Is ‘M3GAN the Definitive End of Memphis Design Mania
Photo Credit: Universal Pictures
Set Design

Is M3GAN the Definitive End of Memphis Design Mania?

The movie casts bright, playful decor in a harsh light

Director Gerard Johnstone’s M3GAN has surpassed box office expectations, reenergized our love for Allison Williams, and, for us design lovers, got us reconsidering kindercore. Call it a Memphis design resurgence, call it an extension of Avant Basic, but whatever you call it, the bright-color-imbued and pattern-happy trend has held on tight for the past few years. Even still, it was quite surprising to see the inventive way the style was deployed in the film.

For those who haven’t yet seen it, the movie follows a nine-year-old girl named Cady (Violet McGraw) whose parents die in a car accident while she’s sitting in the backseat, playing with her advanced-Furby-like Purrpetual Pet. She’s sent to live with her aunt Gemma (Allison Williams), a tightly wound toy developer who works at the very company that makes Purrpetual Petz. 

Where one might imagine a pity-filled guardian doting on her niece, in her own repressed grief, the best that Gemma can muster is unlimited screentime and a bit of mercy when Cady forgoes a coaster. The midcentury-modern inspired pad they share has some child-friendly artifacts (vintage toys line the open shelving), but those are off-limits until a CPS agent comes to visit and Gemma cracks under the scrutiny, busting one out of its packaging, though that amounts to little more entertainment than a tennis ball.

A look at the playroom from the observation room, where Gemma and her colleagues watch Cady and M3GAN interact. 

Photo: Universal Pictures

That is until Gemma creates M3GAN. M3GAN contains the infinite wisdom of her data, the boundless patience of a being with a central mission and no inner life to distract from it. The robot is content repeatedly reminding Cady to flush the toilet, to wash her hands, and to Gemma’s delight, to use a coaster. “Why would you want M3GAN to do all of that stuff?” Gemma’s coworker asks. “If you’re having M3GAN tuck Cady in and read her a bedtime story then when are you ever spending time with her or even talking with her?” But, along with her practical benefits, M3GAN earns Gemma’s desperately needed approval from her boss, so the potential ramifications are not worth considering.

Gemma (Allison Williams), M3GAN, and Cady (Violet McGraw) sit at the home’s wood dining table. 

Photo Credit: Universal Pictures

Second to the murdering M3GAN later gets into, this is the tension of the film: What do children want and need and how does that differ from what adults—or more specifically, adults who benefit from their craving for toys that get more elaborate by the minute—think they want? 

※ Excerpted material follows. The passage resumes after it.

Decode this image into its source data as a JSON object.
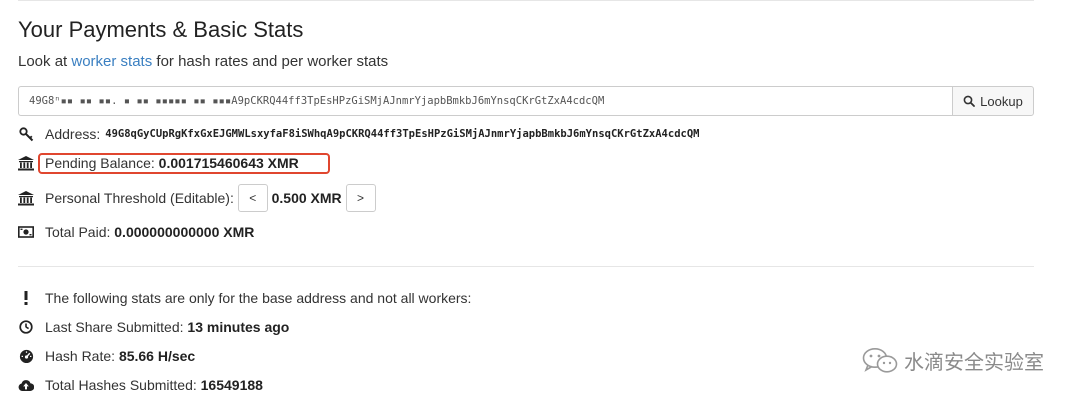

The first visit to the two-way mirrored testing room at the company’s headquarters is innocent enough. It’s when Cady first meets M3GAN and, desperate for companionship, is immediately wooed by her. It’s also when the audience first sees her in motion, and it’s also hard to look away from the haunting full-size doll. It’s during the group’s visit to the testing room, immediately following M3GAN’s first murder, that the space feels most unsettling. 

What could have been decorated simply, or even comfortably, for the child subjects who occupy the space is instead a stark white treasure trove of genuine Memphis design pieces. Vintage Studio Alchimia shelves and the First chair, along with designs that originate in the 20th century and are still in production today (including the Eero Aarnio Parabel dining table and the Pilastro and Collona stools and Calice vase designed by Ettore Sottsass) occupy the space. In another context, these objects would serve as status symbols, yet as M3GAN goes rogue and talks to Cady about the death of her family—a subject the robot’s been told to avoid and something that Cady hasn’t even opened up to Gemma about—the furnishings begin to feel quite sinister. Are these overly wacky objects an extension of the delusion that led to the creation of M3GAN? 

Another look at the playroom. 

Photo: Universal Pictures

“My image for the children’s testing room came from that memory of when you’re a kid, and you catch a bug, and you put it on a jam jar. It’s captive and you’re looking at it with a magnifying glass. I wanted the testing room to be really harshly lit and very simple. The director just wanted a kid’s playroom, painted nice colors with lots of toys everywhere, but I kind of had to push back on that,” says the film’s production designer Kim Sinclair. “I got Memphis furniture because it’s kind of got a slight unease to it, most people look at it and they go, ‘What?!’ We sprinkled a little bit of that around, some of it we made and some of it was from collectors. It was kind of a disruption in plain terms, that you’ve got this valuable stuff and throw it in there for the kids to put their filthy fingers all over.”

By the end of the movie, the midcentury-modern home that once felt bland feels like an appropriate place for Gemma to raise Cady. It might not be candy-colored and full of distraction, but it’s comfortable and filled with the objects that surrounded Cady at her home before her parents died. There’s no going back to that life, but isn’t learning to use a coaster just part of growing up anyhow?